Отпуск, увольнительная, самоволка, перерыв, передых, роздых — о, сколь добр Господь наш Всемогущий, давая Своим лабораторным игрушкам возможность перевести дух, снабжая их, сразу же по рождении в эту реальность, правом на дезертирство с ее каторги!..

…Он встал, с ужасом приложил руку к бьющемуся, как рыба, горлу, еще боясь вздохнуть. Потом медленно-медленно — до самого дна — все же вздохнул. Затем осторожно повел плечами… Боли не было… Боли не было! Он начал было отряхивать с боков налипшие листья, когда взгляд его упал на тот же склон, поросший виноградником….

И он почувствовал, что хочет есть, точнее, съесть, — нет, не виноград, а именно виноградник. Да, виноградник — целиком, весь склон, весь холм, с его деревьями, кустами, с землей, с камнями; — он увидел стадо коров и затрясся от желания сожрать стадо, жадно, не разжевывая, целиком, с их молоком, мясом, шерстью, навозом, и с теми вон овцами, и с тем отдаленным табунком лошадей, и со снующими по дороге, словно крашеные мыши, автомобилями; — его глаза налились кровью, он судорожно завращал ими, не имея возможности пошевелить одеревеневшей шеей, ища, что бы сожрать еще, немедленно сожрать еще, — взгляд его жадно вцепился в гребни холмов — в это голубое, черт бы его взял, легато до самого горизонта, в эти всплески женских и девичьих рук, и он задрожал от безумного зуда сожрать земляное мясо холмов.
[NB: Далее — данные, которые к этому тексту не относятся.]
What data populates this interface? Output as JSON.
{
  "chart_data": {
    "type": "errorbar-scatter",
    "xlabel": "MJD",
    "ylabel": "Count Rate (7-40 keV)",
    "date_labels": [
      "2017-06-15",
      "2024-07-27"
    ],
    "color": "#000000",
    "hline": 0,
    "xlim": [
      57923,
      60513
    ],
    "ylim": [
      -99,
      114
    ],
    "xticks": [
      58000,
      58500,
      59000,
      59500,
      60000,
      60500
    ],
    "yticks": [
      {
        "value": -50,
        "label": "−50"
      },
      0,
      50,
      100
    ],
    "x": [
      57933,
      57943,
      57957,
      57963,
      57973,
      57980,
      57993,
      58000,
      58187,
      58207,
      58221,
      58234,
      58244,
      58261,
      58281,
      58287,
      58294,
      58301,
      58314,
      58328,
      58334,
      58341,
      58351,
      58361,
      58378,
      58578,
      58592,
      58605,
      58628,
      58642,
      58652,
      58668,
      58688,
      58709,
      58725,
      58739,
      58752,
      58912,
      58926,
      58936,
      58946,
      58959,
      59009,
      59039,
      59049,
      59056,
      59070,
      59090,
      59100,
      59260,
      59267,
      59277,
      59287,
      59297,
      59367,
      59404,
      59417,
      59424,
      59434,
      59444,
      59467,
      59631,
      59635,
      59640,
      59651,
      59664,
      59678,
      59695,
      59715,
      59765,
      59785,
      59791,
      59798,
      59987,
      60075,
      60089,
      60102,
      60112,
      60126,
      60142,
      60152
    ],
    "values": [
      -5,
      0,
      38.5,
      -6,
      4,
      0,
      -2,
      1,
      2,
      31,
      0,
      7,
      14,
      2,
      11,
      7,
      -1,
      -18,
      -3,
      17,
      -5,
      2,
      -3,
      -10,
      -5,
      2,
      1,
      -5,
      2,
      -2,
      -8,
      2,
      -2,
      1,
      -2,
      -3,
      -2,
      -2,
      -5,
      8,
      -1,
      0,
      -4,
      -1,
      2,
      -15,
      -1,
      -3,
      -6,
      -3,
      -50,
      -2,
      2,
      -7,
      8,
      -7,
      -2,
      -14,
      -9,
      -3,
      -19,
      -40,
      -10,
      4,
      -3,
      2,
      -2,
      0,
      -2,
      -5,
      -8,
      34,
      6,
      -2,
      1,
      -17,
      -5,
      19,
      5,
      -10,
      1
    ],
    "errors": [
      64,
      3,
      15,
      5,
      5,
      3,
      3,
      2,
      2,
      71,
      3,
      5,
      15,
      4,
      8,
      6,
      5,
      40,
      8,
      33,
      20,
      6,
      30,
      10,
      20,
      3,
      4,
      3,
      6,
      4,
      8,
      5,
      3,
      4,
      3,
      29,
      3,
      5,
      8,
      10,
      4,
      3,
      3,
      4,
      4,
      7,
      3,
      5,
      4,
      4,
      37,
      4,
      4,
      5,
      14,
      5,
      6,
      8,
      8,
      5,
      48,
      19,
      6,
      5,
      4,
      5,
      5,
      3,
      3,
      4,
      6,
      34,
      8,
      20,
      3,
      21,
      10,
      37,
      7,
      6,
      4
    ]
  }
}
Воронья стая, осыпаясь с вечернего неба, вдруг принялась, разрывая глотки, горланить: ПИ-АРР!!! ПИ-АРР!!! ПИ-АРР!!! А начитанный Жора с ужасом расслышал в их крике еще свое, стивенсоновское, потаенно-детское — а теперь уже взрослое, возмужалое, лютое, страстное: ПИ-АСТРРРЫ!! ПИ-АСТРРРЫ!!! ПИ-АСТРРРЫ!!!

И он понял, что наказание рода Жирняго — куда более жуткое, чем собака Баскервилей, — неотвратимо и слепо, со всей мощью родового проклятия — обрушилось на него.

И накрыло, как муху.

В отведенной ему комнате (когда-то здесь была малая библиотека замка: стеллаж, обновленный, с толстыми полками, плотно набитыми старинными фолиантами, был похож на украинский сдобный пирог с вишневой начинкой) — в отведенной ему комнате Жора упал на постель и зарыдал.

Он рыдал, кусая подушку, с тоской вспоминая слова няни, которые, как он думал раньше, касаются исключительно нее самой: «Лучшая подружка — подушка». Но, кусая подушку, он с ужасом чувствовал, что хочет эту подушку сожрать; он вытирал мокрое лицо пододеяльником и чувствовал, что хочет сожрать пододеяльник, одеяло, кровать; сквозь слезы он видел стеллаж и чувствовал, что хочет сожрать стеллаж, письменный стол, кресло, торшер, дверь в ванную комнату, ванну, сожрать унитаз, умывальник, сожрать дверь в коридор, сожрать пол, сожрать окно, сожрать стены, сожрать потолок, выжрать в комнате воздух.